Innovative Munger Graduate Residences open
The new Munger Graduate Residences opened Aug. 1, 2015. The $150 million, approximately 380,000-square-foot building houses 630 graduate students in a unique high-density residential-academic arrangement. Students from 36 different countries and more than 70 graduate programs are represented in the new facility. It is located between Division and Thompson streets at Madison Street.
The vision for the facility and program was inspired by philanthropist and U-M alumnus Charles T. Munger, who provided a $110 million gift to fund construction of the residence hall and fellowships for graduate students. From concept to grand opening, the building was constructed over two-and-a-half years.
“The Munger Graduate Residences will provide our graduate and professional students with further opportunities to engage one another across different academic disciplines, backgrounds, and thought, while enriching their educational experience on our campus.”

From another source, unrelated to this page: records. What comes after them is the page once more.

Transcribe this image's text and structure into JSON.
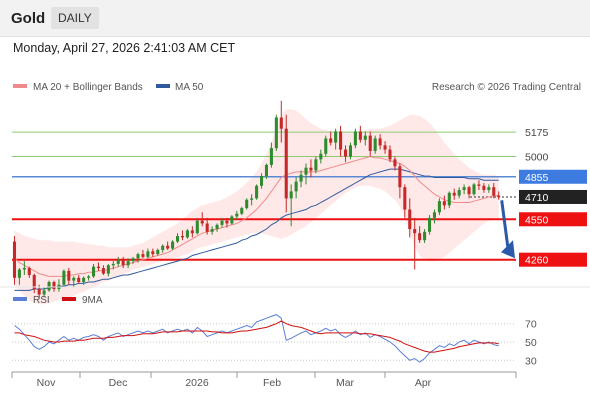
{
  "header": {
    "instrument": "Gold",
    "period": "DAILY"
  },
  "datetime": "Monday, April 27, 2026 2:41:03 AM CET",
  "legend": {
    "ma20": "MA 20 + Bollinger Bands",
    "ma50": "MA 50",
    "rsi": "RSI",
    "ma9": "9MA",
    "credit": "Research © 2026 Trading Central"
  },
  "colors": {
    "ma20": "#f08a8a",
    "ma50": "#2f5a9e",
    "bands": "#fde0e0",
    "up": "#2e8b2e",
    "down": "#c62828",
    "rsi": "#5b7fd6",
    "rsi_ma": "#d01010",
    "target_line": "#8fc96e",
    "support_line": "#ee1111",
    "current_line": "#5a8ad6",
    "arrow": "#2a5aa8"
  },
  "chart_data": {
    "type": "candlestick",
    "x_tick_labels": [
      "Nov",
      "Dec",
      "2026",
      "Feb",
      "Mar",
      "Apr"
    ],
    "price_range": [
      4100,
      5420
    ],
    "levels": [
      {
        "label": "5175",
        "value": 5175,
        "style": "target"
      },
      {
        "label": "5000",
        "value": 5000,
        "style": "target"
      },
      {
        "label": "4855",
        "value": 4855,
        "style": "current"
      },
      {
        "label": "4710",
        "value": 4710,
        "style": "last"
      },
      {
        "label": "4550",
        "value": 4550,
        "style": "support"
      },
      {
        "label": "4260",
        "value": 4260,
        "style": "support"
      }
    ],
    "forecast_arrow": {
      "from": 4700,
      "to": 4270
    },
    "ohlc": [
      [
        4390,
        4430,
        4080,
        4130
      ],
      [
        4130,
        4200,
        4080,
        4190
      ],
      [
        4190,
        4250,
        4150,
        4200
      ],
      [
        4200,
        4210,
        4130,
        4150
      ],
      [
        4150,
        4160,
        4020,
        4050
      ],
      [
        4050,
        4080,
        3980,
        4010
      ],
      [
        4010,
        4060,
        3990,
        4040
      ],
      [
        4040,
        4110,
        4030,
        4100
      ],
      [
        4100,
        4110,
        4030,
        4050
      ],
      [
        4050,
        4120,
        4030,
        4080
      ],
      [
        4080,
        4190,
        4070,
        4180
      ],
      [
        4180,
        4200,
        4080,
        4110
      ],
      [
        4110,
        4140,
        4060,
        4130
      ],
      [
        4130,
        4150,
        4090,
        4100
      ],
      [
        4100,
        4140,
        4080,
        4130
      ],
      [
        4130,
        4150,
        4110,
        4140
      ],
      [
        4140,
        4230,
        4130,
        4210
      ],
      [
        4210,
        4240,
        4180,
        4200
      ],
      [
        4200,
        4220,
        4150,
        4160
      ],
      [
        4160,
        4230,
        4140,
        4220
      ],
      [
        4220,
        4250,
        4190,
        4230
      ],
      [
        4230,
        4280,
        4210,
        4260
      ],
      [
        4260,
        4280,
        4200,
        4220
      ],
      [
        4220,
        4270,
        4200,
        4250
      ],
      [
        4250,
        4280,
        4230,
        4270
      ],
      [
        4270,
        4310,
        4240,
        4300
      ],
      [
        4300,
        4330,
        4270,
        4280
      ],
      [
        4280,
        4340,
        4270,
        4320
      ],
      [
        4320,
        4340,
        4280,
        4300
      ],
      [
        4300,
        4340,
        4290,
        4330
      ],
      [
        4330,
        4370,
        4310,
        4360
      ],
      [
        4360,
        4390,
        4330,
        4340
      ],
      [
        4340,
        4400,
        4330,
        4390
      ],
      [
        4390,
        4450,
        4380,
        4430
      ],
      [
        4430,
        4470,
        4400,
        4420
      ],
      [
        4420,
        4480,
        4410,
        4470
      ],
      [
        4470,
        4500,
        4420,
        4450
      ],
      [
        4450,
        4560,
        4440,
        4540
      ],
      [
        4540,
        4600,
        4500,
        4520
      ],
      [
        4520,
        4560,
        4440,
        4460
      ],
      [
        4460,
        4500,
        4440,
        4480
      ],
      [
        4480,
        4520,
        4460,
        4510
      ],
      [
        4510,
        4560,
        4490,
        4540
      ],
      [
        4540,
        4560,
        4490,
        4520
      ],
      [
        4520,
        4580,
        4510,
        4570
      ],
      [
        4570,
        4610,
        4550,
        4590
      ],
      [
        4590,
        4640,
        4580,
        4630
      ],
      [
        4630,
        4700,
        4620,
        4690
      ],
      [
        4690,
        4730,
        4650,
        4700
      ],
      [
        4700,
        4800,
        4690,
        4790
      ],
      [
        4790,
        4880,
        4770,
        4860
      ],
      [
        4860,
        4950,
        4840,
        4940
      ],
      [
        4940,
        5100,
        4920,
        5060
      ],
      [
        5060,
        5300,
        5040,
        5280
      ],
      [
        5280,
        5400,
        5100,
        5200
      ],
      [
        5200,
        5300,
        4600,
        4700
      ],
      [
        4700,
        4800,
        4500,
        4750
      ],
      [
        4750,
        4850,
        4700,
        4820
      ],
      [
        4820,
        4900,
        4780,
        4870
      ],
      [
        4870,
        4950,
        4800,
        4920
      ],
      [
        4920,
        4980,
        4850,
        4900
      ],
      [
        4900,
        5000,
        4880,
        4980
      ],
      [
        4980,
        5050,
        4950,
        5020
      ],
      [
        5020,
        5150,
        5000,
        5130
      ],
      [
        5130,
        5180,
        5080,
        5100
      ],
      [
        5100,
        5200,
        5050,
        5180
      ],
      [
        5180,
        5220,
        5000,
        5050
      ],
      [
        5050,
        5080,
        4960,
        5000
      ],
      [
        5000,
        5100,
        4980,
        5080
      ],
      [
        5080,
        5200,
        5060,
        5180
      ],
      [
        5180,
        5220,
        5100,
        5120
      ],
      [
        5120,
        5180,
        5080,
        5150
      ],
      [
        5150,
        5180,
        5000,
        5040
      ],
      [
        5040,
        5150,
        5020,
        5130
      ],
      [
        5130,
        5160,
        5050,
        5080
      ],
      [
        5080,
        5110,
        5020,
        5050
      ],
      [
        5050,
        5080,
        4960,
        4980
      ],
      [
        4980,
        5000,
        4900,
        4930
      ],
      [
        4930,
        4950,
        4700,
        4780
      ],
      [
        4780,
        4800,
        4560,
        4620
      ],
      [
        4620,
        4700,
        4420,
        4480
      ],
      [
        4480,
        4560,
        4190,
        4450
      ],
      [
        4450,
        4500,
        4380,
        4400
      ],
      [
        4400,
        4480,
        4380,
        4460
      ],
      [
        4460,
        4580,
        4440,
        4560
      ],
      [
        4560,
        4620,
        4520,
        4600
      ],
      [
        4600,
        4700,
        4580,
        4680
      ],
      [
        4680,
        4720,
        4620,
        4650
      ],
      [
        4650,
        4750,
        4630,
        4740
      ],
      [
        4740,
        4770,
        4690,
        4720
      ],
      [
        4720,
        4780,
        4700,
        4760
      ],
      [
        4760,
        4800,
        4730,
        4780
      ],
      [
        4780,
        4790,
        4700,
        4730
      ],
      [
        4730,
        4810,
        4720,
        4800
      ],
      [
        4800,
        4830,
        4760,
        4790
      ],
      [
        4790,
        4810,
        4740,
        4760
      ],
      [
        4760,
        4800,
        4740,
        4780
      ],
      [
        4780,
        4810,
        4700,
        4720
      ],
      [
        4720,
        4750,
        4690,
        4710
      ]
    ],
    "bb_upper": [
      4470,
      4450,
      4430,
      4420,
      4410,
      4400,
      4400,
      4400,
      4390,
      4390,
      4390,
      4390,
      4390,
      4380,
      4380,
      4370,
      4370,
      4360,
      4360,
      4350,
      4350,
      4350,
      4350,
      4350,
      4360,
      4370,
      4380,
      4400,
      4420,
      4440,
      4460,
      4480,
      4500,
      4520,
      4550,
      4580,
      4610,
      4630,
      4650,
      4660,
      4670,
      4680,
      4690,
      4710,
      4730,
      4750,
      4780,
      4810,
      4850,
      4890,
      4950,
      5020,
      5100,
      5200,
      5300,
      5340,
      5340,
      5330,
      5300,
      5270,
      5240,
      5220,
      5200,
      5190,
      5180,
      5180,
      5170,
      5170,
      5170,
      5170,
      5180,
      5190,
      5200,
      5200,
      5200,
      5210,
      5220,
      5240,
      5260,
      5280,
      5300,
      5300,
      5290,
      5270,
      5240,
      5200,
      5150,
      5100,
      5060,
      5020,
      4980,
      4950,
      4920,
      4900,
      4880,
      4870,
      4870,
      4870,
      4860
    ],
    "bb_lower": [
      4080,
      4040,
      4000,
      3970,
      3950,
      3940,
      3940,
      3950,
      3960,
      3970,
      3980,
      3990,
      4000,
      4020,
      4030,
      4050,
      4060,
      4080,
      4100,
      4110,
      4130,
      4140,
      4160,
      4170,
      4190,
      4200,
      4210,
      4220,
      4230,
      4240,
      4250,
      4260,
      4270,
      4280,
      4290,
      4300,
      4320,
      4340,
      4350,
      4360,
      4370,
      4380,
      4390,
      4400,
      4410,
      4420,
      4430,
      4440,
      4450,
      4450,
      4450,
      4440,
      4430,
      4420,
      4410,
      4420,
      4440,
      4460,
      4480,
      4500,
      4530,
      4560,
      4590,
      4620,
      4650,
      4680,
      4710,
      4740,
      4760,
      4780,
      4790,
      4790,
      4790,
      4780,
      4770,
      4750,
      4720,
      4690,
      4640,
      4560,
      4460,
      4350,
      4290,
      4260,
      4250,
      4250,
      4260,
      4280,
      4310,
      4340,
      4370,
      4400,
      4430,
      4460,
      4490,
      4520,
      4540,
      4550,
      4560
    ],
    "ma20": [
      4270,
      4240,
      4220,
      4200,
      4180,
      4160,
      4150,
      4140,
      4140,
      4140,
      4140,
      4150,
      4150,
      4160,
      4160,
      4170,
      4170,
      4180,
      4180,
      4190,
      4200,
      4210,
      4220,
      4230,
      4240,
      4250,
      4260,
      4270,
      4280,
      4290,
      4300,
      4310,
      4330,
      4350,
      4370,
      4390,
      4410,
      4430,
      4450,
      4460,
      4470,
      4480,
      4490,
      4500,
      4510,
      4520,
      4540,
      4560,
      4590,
      4620,
      4660,
      4700,
      4750,
      4800,
      4850,
      4870,
      4880,
      4890,
      4890,
      4890,
      4890,
      4890,
      4900,
      4910,
      4920,
      4930,
      4940,
      4950,
      4960,
      4970,
      4980,
      4990,
      5000,
      4990,
      4990,
      4980,
      4970,
      4960,
      4950,
      4930,
      4900,
      4860,
      4820,
      4790,
      4760,
      4730,
      4710,
      4690,
      4680,
      4670,
      4670,
      4670,
      4670,
      4680,
      4690,
      4700,
      4710,
      4720,
      4720
    ],
    "ma50": [
      4040,
      4040,
      4040,
      4040,
      4050,
      4050,
      4050,
      4060,
      4060,
      4070,
      4070,
      4080,
      4080,
      4090,
      4090,
      4100,
      4100,
      4110,
      4120,
      4120,
      4130,
      4140,
      4150,
      4150,
      4160,
      4170,
      4180,
      4190,
      4200,
      4210,
      4220,
      4230,
      4240,
      4250,
      4260,
      4270,
      4290,
      4300,
      4310,
      4320,
      4330,
      4340,
      4350,
      4360,
      4370,
      4380,
      4400,
      4410,
      4430,
      4440,
      4460,
      4480,
      4510,
      4530,
      4560,
      4580,
      4590,
      4600,
      4610,
      4620,
      4640,
      4650,
      4670,
      4690,
      4710,
      4730,
      4750,
      4770,
      4790,
      4810,
      4830,
      4850,
      4870,
      4880,
      4890,
      4900,
      4910,
      4910,
      4910,
      4900,
      4890,
      4880,
      4870,
      4860,
      4860,
      4850,
      4850,
      4850,
      4850,
      4850,
      4850,
      4850,
      4840,
      4840,
      4840,
      4830,
      4830,
      4830,
      4830
    ],
    "rsi": {
      "ticks": [
        70,
        50,
        30
      ],
      "range": [
        15,
        85
      ],
      "rsi": [
        68,
        64,
        58,
        52,
        45,
        42,
        45,
        50,
        48,
        52,
        56,
        52,
        54,
        52,
        55,
        56,
        58,
        56,
        52,
        56,
        58,
        60,
        56,
        58,
        60,
        62,
        60,
        62,
        60,
        62,
        64,
        60,
        62,
        64,
        62,
        64,
        60,
        66,
        62,
        56,
        58,
        60,
        62,
        60,
        62,
        64,
        66,
        68,
        66,
        72,
        74,
        76,
        78,
        80,
        76,
        52,
        54,
        57,
        60,
        62,
        58,
        60,
        62,
        65,
        62,
        64,
        58,
        55,
        58,
        62,
        58,
        60,
        55,
        58,
        56,
        53,
        50,
        46,
        40,
        35,
        30,
        32,
        28,
        32,
        38,
        42,
        46,
        44,
        48,
        46,
        50,
        52,
        48,
        52,
        50,
        48,
        50,
        47,
        46
      ],
      "ma9": [
        60,
        60,
        58,
        57,
        56,
        54,
        52,
        51,
        50,
        50,
        51,
        51,
        51,
        52,
        52,
        53,
        54,
        54,
        54,
        55,
        55,
        56,
        57,
        57,
        57,
        58,
        59,
        59,
        59,
        60,
        61,
        61,
        61,
        61,
        62,
        62,
        62,
        62,
        62,
        62,
        61,
        61,
        60,
        60,
        60,
        61,
        62,
        62,
        63,
        64,
        65,
        66,
        68,
        70,
        73,
        70,
        68,
        67,
        66,
        64,
        62,
        60,
        59,
        60,
        60,
        60,
        60,
        60,
        60,
        60,
        59,
        59,
        59,
        58,
        57,
        56,
        55,
        53,
        51,
        48,
        46,
        44,
        42,
        40,
        39,
        39,
        40,
        41,
        42,
        43,
        45,
        46,
        47,
        48,
        49,
        49,
        49,
        49,
        48
      ]
    }
  }
}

– Mark S. Schlissel, president of the University of Michigan
The residence hall is designed for a high level of diversity and interaction among graduate students studying across the university’s 19 schools and colleges. Combining high-quality living standards, attractive amenities and a pioneering design conducive to graduate-level studies, the facility provides opportunities for living and learning never before offered on the U-M campus.
As part of the building’s transdisciplinary vision, Munger residents live in suites with other graduate students drawn from multiple programs. By bringing together scholars with different approaches, the program aims to break up the traditional silos of graduate work and generate new ideas. Munger residents who live together in suites collaborate on goal-oriented projects to address real-world problems. They conclude projects by showcasing solutions through presentations, such as TED-style talks or case competitions. Upon project completion and graduation, the university will map where the Munger residents go and trace how they make a difference in the world.
The facility also achieved a Gold LEED certification for sustainability. It is the first residence hall on campus with this distinction. From the beginning of the project, energy-efficient materials and systems were built into the hall. Environment-friendly living includes recycling and waste reduction practices.